D’Silva graduated with his bachelor’s degree in 2010 and wanted to apply with the school district. But in the height of the great recession, he did not like his odds of being hired to teach social studies.
So he looked into getting his master’s degree and applied to various programs throughout the country. Columbia University was his first choice. He wanted to study with professor Eric Foner, whose most recent book, “The Fiery Trial: Abraham Lincoln and American Slavery,” won the Pulitzer, Bancroft and Lincoln prizes in 2011.
D’Silva got in.
But — always practical — he found the cost-of-living in New York City less than desirable. So he went to the University of Pennsylvania in Philadelphia.
He was in his first few months of studying globalization and religion when he realized Yale professors were producing most of the research he was studying and Yale was where he really needed to be.
So, D’Silva wrapped up the two-year master’s degree in nine months, applied to Yale, got in and will graduate this month with a Master of Arts in religion.
At Yale, D’Silva has taken classes by world leaders, including former Prime Minister Tony Blair and recently retired Ambassador to Afghanistan Ryan Crocker.

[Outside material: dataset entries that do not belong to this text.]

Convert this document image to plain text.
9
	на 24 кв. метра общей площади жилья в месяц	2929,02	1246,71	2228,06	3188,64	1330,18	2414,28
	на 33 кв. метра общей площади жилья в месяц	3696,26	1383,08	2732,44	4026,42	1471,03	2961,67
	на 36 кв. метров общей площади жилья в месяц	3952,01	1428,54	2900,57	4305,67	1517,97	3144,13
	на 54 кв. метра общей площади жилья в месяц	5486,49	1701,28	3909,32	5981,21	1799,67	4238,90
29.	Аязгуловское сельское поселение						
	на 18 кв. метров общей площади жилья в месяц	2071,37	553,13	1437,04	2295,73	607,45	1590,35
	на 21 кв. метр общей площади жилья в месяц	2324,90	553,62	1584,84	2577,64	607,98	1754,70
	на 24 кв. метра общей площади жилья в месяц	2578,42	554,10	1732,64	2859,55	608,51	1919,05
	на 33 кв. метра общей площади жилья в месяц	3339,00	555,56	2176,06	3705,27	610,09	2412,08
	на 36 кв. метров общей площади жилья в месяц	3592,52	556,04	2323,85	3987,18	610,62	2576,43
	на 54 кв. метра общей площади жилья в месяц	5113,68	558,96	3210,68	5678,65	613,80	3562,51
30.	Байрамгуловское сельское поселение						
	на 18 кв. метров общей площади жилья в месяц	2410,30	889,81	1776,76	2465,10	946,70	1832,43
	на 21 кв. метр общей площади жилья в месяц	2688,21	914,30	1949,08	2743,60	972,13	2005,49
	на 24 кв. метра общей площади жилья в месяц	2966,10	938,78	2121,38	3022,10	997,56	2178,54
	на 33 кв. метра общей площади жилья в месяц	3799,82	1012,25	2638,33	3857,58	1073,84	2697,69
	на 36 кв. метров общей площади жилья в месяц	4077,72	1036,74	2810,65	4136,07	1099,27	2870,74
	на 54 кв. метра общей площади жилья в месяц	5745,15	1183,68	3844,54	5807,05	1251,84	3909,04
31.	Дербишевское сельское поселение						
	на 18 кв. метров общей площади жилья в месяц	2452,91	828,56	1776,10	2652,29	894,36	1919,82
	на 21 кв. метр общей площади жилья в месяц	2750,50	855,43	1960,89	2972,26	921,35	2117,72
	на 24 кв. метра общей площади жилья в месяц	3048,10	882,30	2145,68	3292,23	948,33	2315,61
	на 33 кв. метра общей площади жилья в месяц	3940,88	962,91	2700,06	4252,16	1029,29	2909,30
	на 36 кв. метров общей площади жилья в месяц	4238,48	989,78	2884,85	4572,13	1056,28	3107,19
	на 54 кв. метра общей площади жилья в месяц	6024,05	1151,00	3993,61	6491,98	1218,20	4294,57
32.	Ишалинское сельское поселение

D’Silva has been mentored by Yale professor of aerospace studies Col. Scott Manning and Dr. Elijah Anderson, a sociology professor and one of the nation’s leading urban ethnographers and cultural theorists.
Now, he’s ready to come home.
Some have called him “stupid” for not taking advantage of the networks he has built at Yale and urged him to pursue a career with the United Nations in policy analysis.
“I just don’t feel it in my heart,” he said. “And I don’t think I would make as much of a difference as I can if I come back to Las Vegas and taught in the inner city where I grew up. I think that would be really great.”